Tariffs are generally bad for any factories that require inputs your country doesn't have enough of. For scarce resources like sulfur, rubber, and the like, you will often need to expand your sphere of influence or colonize to obtain enough for reasonable levels of domestic production. Similarly, your pops need exotic goods like coffee, tea, tobacco, and opium that in many countries aren't readily available; tariffs will, on the whole, put a damper on your peoples' (and especially your working class') drug addictions; by itself, this won't do much, but lack of everyday needs like these can exacerbate tensions by raising militancy or consciousness. Tariffs are thus safe to use if your country or sphere of influence has access to all of the goods you need--mainly what your factories need, though very high tariffs are usually a bad idea. Also note that your intended tariff is different from your actual tariff--without a good administration creating high tax efficiency, you can set the tariffs at 100% and only have like 25% actual tariffs.
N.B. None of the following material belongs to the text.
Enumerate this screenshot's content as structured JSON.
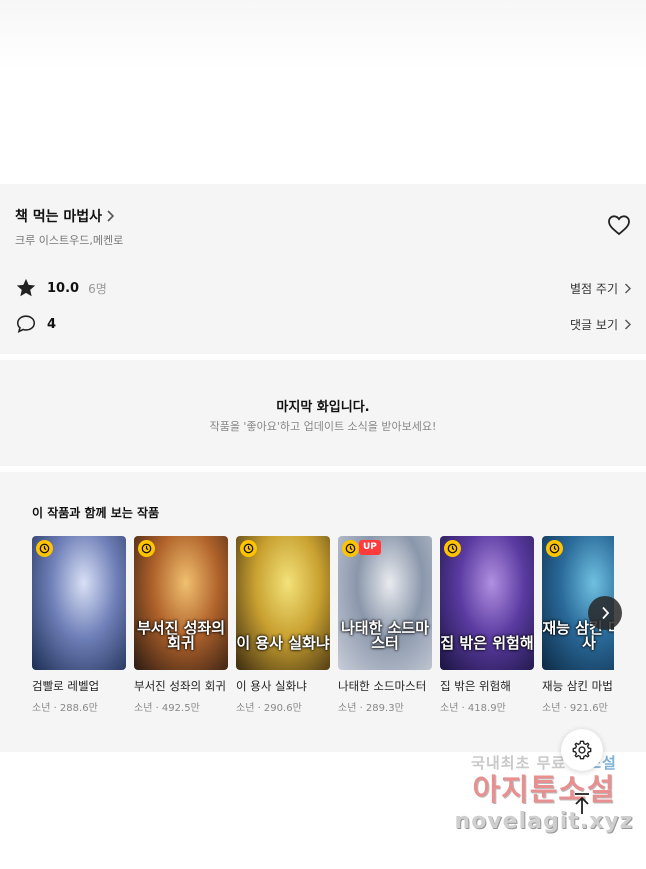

Taxing the rich is a problem for a similar reason. Under lassiez-faire and interventionism, your capitalists are your entire source of factories. Especially if you're playing a democracy or a country without access to state capitalist or planned economy policies, not having rich enough capitalists to build factories can be a long-term problem. However, if you have access to or mainly use state capitalism or planned economy, you can tax the rich as much as you like with few repercussions. Similarly, in the early game (when there are not as many capitalists and factories are generally unprofitable,) that slider can be a strong component of your economy.